MACCHINA DEL TEMPO APRILE 2006, 17 marzo 2006
Studi recenti effettuati da EVGN (European Vascular Genomics Network, www.evgnvascularscience.org), un network di eccellenza che riunisce 25 istituti europei impegnati nello studio delle malattie cardiovascolari, hanno dimostrato che le cellule endoteliali che ricoprono come un soffice tappeto le pareti interne dei vasi sanguigni hanno un ruolo che va al di là della semplice funzione di rivestimento
Studi recenti effettuati da EVGN (European Vascular Genomics Network, www.evgnvascularscience.org), un network di eccellenza che riunisce 25 istituti europei impegnati nello studio delle malattie cardiovascolari, hanno dimostrato che le cellule endoteliali che ricoprono come un soffice tappeto le pareti interne dei vasi sanguigni hanno un ruolo che va al di là della semplice funzione di rivestimento.

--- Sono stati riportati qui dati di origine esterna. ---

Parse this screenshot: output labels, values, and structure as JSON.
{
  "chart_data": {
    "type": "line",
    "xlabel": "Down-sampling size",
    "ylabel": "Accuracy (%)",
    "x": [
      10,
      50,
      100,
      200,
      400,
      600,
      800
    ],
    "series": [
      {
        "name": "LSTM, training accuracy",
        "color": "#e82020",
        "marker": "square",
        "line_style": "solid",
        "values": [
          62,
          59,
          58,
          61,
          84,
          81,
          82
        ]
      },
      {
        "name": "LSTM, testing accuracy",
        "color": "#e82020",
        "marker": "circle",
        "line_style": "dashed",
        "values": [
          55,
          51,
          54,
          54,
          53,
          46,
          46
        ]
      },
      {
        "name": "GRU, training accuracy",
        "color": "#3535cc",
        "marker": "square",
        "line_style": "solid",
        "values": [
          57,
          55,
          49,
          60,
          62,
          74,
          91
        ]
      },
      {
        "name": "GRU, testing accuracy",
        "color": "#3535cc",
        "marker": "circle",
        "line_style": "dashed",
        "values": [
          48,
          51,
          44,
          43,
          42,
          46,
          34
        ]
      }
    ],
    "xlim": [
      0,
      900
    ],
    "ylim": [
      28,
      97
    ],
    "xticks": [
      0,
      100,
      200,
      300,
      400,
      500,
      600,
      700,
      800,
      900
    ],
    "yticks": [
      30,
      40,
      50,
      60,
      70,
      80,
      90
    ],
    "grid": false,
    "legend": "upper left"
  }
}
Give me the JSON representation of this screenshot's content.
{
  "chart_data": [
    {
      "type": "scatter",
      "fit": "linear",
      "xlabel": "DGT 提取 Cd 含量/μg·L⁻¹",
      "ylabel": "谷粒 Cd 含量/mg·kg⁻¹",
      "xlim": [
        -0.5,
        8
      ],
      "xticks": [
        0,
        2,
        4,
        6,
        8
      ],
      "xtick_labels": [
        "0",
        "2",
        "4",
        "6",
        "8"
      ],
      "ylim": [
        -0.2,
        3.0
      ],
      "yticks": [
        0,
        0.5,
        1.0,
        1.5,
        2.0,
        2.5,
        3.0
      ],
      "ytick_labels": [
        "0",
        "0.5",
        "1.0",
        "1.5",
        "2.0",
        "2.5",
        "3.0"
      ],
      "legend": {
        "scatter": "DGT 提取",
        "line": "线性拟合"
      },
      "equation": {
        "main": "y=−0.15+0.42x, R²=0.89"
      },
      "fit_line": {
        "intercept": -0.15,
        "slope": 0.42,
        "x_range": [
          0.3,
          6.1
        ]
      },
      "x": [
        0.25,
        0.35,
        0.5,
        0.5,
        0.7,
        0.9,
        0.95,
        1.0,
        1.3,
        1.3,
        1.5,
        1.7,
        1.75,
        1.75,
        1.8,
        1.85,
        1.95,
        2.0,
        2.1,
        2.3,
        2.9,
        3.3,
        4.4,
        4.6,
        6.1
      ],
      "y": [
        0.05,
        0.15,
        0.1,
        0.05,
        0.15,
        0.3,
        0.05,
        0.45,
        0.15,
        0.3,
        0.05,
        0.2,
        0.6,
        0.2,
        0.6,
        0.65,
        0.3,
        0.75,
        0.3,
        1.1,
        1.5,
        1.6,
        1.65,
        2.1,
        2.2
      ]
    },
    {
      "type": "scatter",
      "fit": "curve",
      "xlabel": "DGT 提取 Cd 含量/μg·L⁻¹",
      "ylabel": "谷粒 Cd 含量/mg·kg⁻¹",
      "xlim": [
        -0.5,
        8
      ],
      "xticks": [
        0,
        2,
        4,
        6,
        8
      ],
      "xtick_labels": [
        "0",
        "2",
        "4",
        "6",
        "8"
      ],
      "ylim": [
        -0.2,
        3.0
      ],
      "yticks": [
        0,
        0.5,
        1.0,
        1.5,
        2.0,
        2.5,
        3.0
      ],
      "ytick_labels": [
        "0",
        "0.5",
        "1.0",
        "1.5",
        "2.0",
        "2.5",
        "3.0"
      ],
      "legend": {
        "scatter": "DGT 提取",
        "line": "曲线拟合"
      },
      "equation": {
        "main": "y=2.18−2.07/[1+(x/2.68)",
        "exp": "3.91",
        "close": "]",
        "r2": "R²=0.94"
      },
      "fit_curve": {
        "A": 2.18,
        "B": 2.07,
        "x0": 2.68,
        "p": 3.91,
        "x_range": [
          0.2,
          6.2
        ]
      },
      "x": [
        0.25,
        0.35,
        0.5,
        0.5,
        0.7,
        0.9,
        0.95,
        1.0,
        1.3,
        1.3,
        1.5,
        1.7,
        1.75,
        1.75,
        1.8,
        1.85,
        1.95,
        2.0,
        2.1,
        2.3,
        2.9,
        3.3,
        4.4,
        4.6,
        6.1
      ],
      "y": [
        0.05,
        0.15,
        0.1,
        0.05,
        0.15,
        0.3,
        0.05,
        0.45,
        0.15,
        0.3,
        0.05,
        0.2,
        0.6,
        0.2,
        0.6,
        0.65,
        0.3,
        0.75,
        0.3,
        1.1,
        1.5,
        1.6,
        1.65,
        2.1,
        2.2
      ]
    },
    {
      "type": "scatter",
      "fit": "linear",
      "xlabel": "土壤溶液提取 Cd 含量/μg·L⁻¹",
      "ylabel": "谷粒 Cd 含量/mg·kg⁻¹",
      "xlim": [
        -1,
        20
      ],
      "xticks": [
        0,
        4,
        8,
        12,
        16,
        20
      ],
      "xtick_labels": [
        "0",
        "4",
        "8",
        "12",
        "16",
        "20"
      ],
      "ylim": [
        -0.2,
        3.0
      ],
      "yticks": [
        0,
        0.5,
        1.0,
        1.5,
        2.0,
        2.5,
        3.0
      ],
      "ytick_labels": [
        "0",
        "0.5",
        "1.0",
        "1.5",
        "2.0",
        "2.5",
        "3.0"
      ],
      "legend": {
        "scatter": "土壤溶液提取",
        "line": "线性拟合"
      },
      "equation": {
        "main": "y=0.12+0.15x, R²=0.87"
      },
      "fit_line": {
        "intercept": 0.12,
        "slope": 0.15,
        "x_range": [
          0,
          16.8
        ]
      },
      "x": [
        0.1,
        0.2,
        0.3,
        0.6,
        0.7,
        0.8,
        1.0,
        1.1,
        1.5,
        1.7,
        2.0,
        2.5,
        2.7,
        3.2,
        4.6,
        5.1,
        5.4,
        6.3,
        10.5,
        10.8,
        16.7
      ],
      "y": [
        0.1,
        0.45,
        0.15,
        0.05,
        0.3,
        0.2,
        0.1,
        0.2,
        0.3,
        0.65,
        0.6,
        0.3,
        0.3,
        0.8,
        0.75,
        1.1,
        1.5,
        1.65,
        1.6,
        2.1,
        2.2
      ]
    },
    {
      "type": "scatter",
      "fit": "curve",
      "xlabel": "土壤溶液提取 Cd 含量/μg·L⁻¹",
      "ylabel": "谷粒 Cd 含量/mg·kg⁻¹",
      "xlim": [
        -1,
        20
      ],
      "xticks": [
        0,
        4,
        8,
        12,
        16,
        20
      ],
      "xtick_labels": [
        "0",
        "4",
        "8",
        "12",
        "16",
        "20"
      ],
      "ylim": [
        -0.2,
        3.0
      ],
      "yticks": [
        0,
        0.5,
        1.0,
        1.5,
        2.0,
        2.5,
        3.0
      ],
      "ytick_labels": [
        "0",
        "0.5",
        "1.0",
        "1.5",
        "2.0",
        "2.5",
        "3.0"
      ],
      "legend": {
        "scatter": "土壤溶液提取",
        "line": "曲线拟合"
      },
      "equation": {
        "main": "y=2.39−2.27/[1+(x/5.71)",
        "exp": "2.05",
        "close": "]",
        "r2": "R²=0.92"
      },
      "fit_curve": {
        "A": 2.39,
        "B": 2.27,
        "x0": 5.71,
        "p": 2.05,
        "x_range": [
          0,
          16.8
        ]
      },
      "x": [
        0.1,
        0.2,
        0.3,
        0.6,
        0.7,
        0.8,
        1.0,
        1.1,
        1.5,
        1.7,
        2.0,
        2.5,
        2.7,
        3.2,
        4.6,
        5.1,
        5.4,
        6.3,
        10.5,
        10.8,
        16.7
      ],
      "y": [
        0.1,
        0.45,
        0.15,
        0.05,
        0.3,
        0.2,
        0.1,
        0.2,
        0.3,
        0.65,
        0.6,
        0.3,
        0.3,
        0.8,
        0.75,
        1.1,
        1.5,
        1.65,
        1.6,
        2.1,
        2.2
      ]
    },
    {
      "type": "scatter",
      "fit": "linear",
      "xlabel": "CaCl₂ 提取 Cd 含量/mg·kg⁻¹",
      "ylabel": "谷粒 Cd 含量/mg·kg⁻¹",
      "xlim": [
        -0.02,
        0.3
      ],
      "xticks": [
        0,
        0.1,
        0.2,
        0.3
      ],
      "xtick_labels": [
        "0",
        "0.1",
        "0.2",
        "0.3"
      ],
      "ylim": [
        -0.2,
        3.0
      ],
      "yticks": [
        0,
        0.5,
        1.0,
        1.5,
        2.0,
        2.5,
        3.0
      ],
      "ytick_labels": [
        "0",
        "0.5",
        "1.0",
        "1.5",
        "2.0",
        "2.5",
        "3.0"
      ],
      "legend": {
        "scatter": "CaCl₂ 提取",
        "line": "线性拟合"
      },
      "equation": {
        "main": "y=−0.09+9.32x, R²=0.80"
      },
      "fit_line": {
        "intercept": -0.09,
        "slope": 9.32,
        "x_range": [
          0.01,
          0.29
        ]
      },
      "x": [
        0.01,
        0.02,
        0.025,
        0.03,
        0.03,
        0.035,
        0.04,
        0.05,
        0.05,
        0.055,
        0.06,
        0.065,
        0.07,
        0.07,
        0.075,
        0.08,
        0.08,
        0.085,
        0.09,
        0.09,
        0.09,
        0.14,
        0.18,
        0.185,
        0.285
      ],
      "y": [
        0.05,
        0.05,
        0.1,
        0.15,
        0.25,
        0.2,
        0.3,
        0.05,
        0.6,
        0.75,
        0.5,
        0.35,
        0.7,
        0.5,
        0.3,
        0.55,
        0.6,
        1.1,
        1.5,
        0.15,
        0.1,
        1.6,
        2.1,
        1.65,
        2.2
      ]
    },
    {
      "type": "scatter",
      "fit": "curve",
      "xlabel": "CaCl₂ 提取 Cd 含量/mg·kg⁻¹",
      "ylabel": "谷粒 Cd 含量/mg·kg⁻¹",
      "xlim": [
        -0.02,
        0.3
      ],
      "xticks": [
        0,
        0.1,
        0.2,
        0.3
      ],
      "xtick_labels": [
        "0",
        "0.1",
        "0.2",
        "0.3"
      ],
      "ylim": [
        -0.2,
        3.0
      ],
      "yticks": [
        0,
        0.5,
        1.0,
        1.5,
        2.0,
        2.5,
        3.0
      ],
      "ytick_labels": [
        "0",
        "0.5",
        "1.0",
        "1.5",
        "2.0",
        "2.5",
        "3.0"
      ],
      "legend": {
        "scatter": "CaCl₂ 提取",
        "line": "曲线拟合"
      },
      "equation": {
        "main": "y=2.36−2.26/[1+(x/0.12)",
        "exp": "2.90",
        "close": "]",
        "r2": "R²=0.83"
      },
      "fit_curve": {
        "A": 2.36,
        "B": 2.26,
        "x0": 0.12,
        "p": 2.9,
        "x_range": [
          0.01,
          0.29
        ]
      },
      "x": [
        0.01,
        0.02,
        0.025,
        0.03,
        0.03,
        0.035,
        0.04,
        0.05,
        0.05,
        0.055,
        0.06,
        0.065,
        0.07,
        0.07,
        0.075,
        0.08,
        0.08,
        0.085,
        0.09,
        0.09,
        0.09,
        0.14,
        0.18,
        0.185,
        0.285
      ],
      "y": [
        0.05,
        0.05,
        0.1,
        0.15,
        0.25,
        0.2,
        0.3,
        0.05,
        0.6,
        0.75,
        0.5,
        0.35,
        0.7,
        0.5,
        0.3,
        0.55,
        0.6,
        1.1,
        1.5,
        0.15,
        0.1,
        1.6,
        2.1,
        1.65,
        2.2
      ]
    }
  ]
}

Tra le molte funzioni, queste cellule regolano il tono vascolare e intervengono in alcune risposte immunitarie e infiammatorie. Se però la normale attività dell’endotelio viene meno, le pareti delle arterie si irrigidiscono pregiudicando lo scorrimento del sangue e spianando la via alle malattie cardiovascolari. Meno sangue, infatti, significa meno ossigeno: è l’inizio di un letale effetto domino che determina lo sviluppo dell’aterosclerosi. Sotto l’endotelio danneggiato iniziano a depositarsi molecole di colesterolo, detriti organici, molecole che inducono infiammazione: si generano così le placche aterosclerotiche. Queste possono ingrandirsi e bloccare il lume del vaso, o staccarsi (sono molto fragili) e iniziare a circolare, andando a ostruire un vaso lontano di calibro minore. In ogni caso, un distretto corporeo resterà senza ossigeno: se il vaso occluso irrora il cuore si avrà l’infarto del miocardio, se invece a bloccarsi è un’arteria che porta il sangue al cervello si avrà un ictus cerebrale. Tra i principali obiettivi clinici di EVGN c’è l’angiogenesi terapeutica: ovvero, come riuscire a stimolare la ricrescita dei vasi nelle regioni ischemiche danneggiate.